Being unable to think of any thing that I treasure most of all, I tried to think about this question in terms of “what would be the one thing I would grab in case of a fire?” It was still difficult. I believe it would be most important to me to be sure that any person in the house would be gotten out, and if there was time, I would probably only think of what was convenient for me – assuming it was nighttime - my glasses and/or contacts, a change of clothes, my purse (which never has any cash in it). I don’t believe I actually have a treasured possession; I would be sad to lose family photos and videos, and all of my genealogy research and other things on my computer, but there is no tangible item that I truly treasure more than the people I love.
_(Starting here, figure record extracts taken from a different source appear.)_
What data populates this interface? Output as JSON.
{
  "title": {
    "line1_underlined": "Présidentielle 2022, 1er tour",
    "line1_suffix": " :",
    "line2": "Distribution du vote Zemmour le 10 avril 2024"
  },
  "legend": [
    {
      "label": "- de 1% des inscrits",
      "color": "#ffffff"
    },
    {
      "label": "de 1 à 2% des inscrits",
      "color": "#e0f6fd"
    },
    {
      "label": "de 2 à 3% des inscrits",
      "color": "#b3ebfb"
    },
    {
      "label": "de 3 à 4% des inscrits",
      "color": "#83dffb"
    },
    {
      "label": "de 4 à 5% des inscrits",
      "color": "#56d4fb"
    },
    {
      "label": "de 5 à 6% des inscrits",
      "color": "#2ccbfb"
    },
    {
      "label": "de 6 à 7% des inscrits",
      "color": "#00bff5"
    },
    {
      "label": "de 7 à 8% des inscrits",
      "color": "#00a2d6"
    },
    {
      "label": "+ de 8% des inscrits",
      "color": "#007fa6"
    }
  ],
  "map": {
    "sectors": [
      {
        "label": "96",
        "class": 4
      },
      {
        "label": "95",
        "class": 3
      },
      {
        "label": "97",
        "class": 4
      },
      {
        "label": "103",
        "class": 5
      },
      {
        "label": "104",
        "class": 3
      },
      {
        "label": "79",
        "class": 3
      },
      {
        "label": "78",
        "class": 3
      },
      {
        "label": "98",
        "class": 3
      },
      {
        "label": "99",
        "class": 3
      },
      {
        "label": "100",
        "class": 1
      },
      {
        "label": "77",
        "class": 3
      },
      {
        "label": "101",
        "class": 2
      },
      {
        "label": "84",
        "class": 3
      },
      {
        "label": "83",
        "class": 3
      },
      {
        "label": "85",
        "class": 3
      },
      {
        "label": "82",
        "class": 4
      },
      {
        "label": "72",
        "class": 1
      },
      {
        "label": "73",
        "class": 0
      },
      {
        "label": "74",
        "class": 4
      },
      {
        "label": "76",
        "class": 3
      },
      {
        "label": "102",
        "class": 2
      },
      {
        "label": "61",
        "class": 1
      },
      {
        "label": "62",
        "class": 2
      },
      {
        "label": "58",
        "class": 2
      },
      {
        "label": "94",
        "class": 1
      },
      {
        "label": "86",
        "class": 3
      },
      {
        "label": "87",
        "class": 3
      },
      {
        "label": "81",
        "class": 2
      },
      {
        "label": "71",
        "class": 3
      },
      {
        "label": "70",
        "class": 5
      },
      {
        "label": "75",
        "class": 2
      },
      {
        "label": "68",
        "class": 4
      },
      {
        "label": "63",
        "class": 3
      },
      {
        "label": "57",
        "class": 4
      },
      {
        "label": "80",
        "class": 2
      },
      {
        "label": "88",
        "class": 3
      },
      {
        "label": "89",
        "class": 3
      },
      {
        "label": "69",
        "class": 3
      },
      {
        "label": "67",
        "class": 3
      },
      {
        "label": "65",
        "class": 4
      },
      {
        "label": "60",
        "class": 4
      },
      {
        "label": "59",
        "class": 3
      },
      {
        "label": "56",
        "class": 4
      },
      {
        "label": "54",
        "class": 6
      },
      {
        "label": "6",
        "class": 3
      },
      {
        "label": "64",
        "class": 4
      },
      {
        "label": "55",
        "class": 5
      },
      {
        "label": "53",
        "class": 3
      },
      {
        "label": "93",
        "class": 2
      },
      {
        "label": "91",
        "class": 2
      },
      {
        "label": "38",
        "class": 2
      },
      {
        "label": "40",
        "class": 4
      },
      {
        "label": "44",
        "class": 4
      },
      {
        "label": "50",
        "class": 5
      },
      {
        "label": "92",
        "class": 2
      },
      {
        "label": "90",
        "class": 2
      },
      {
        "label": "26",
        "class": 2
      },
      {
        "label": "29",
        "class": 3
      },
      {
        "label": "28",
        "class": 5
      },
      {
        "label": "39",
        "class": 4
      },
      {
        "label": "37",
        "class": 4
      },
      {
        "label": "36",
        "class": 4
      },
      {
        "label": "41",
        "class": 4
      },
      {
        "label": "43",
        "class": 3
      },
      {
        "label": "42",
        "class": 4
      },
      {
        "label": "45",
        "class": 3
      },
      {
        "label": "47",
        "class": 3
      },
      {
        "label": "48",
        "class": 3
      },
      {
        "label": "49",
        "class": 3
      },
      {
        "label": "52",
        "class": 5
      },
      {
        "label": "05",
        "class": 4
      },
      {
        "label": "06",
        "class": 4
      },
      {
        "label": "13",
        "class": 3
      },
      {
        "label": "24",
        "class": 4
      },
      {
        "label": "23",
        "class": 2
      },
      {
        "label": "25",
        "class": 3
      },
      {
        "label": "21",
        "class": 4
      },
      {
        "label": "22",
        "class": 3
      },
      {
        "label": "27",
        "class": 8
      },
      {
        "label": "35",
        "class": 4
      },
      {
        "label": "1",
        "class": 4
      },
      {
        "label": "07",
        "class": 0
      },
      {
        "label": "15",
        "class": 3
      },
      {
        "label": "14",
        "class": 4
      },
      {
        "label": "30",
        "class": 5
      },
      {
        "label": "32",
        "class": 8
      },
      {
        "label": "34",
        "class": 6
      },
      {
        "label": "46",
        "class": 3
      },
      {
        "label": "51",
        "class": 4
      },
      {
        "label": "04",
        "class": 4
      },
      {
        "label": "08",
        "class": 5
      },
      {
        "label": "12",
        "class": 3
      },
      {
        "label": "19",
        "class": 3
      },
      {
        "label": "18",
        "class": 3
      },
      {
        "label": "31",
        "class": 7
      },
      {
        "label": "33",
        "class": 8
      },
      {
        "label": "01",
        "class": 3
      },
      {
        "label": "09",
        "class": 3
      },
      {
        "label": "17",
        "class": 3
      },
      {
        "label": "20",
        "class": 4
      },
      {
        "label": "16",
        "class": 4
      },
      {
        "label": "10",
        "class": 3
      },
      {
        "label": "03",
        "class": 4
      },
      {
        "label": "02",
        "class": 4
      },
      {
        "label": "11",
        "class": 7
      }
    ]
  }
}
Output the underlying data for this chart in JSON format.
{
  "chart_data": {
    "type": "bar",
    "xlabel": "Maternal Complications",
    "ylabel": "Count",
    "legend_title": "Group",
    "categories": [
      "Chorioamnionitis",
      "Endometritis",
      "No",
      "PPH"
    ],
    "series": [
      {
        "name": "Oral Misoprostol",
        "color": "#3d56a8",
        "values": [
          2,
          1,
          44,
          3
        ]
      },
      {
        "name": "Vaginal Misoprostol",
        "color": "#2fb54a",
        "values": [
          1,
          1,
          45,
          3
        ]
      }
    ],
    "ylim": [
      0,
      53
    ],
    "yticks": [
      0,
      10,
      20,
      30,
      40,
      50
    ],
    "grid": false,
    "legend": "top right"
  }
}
What talent would you most like to have?
I’ve always wanted to be musical – I can’t play any instrument, I can’t read music, and I certainly can’t sing.
If you could have any three guests, past or present to dinner, who would they be?
Of course, the expected answer is Jesus, but He’s always present! I love history, and I believe I would choose historical figures, such as Benjamin Franklin, Thomas Jefferson, and John Wesley. Ronald Reagan would be a great guest, too. Hmm, so would Albert Einstein. Do I have to stop with three? There are guests I would choose who aren’t so famous, such as certain ancestors who left their homes and loved ones behind to travel to this strange country, whether for religious freedom or exploration or whatever. Just imagine the personal stories they could share.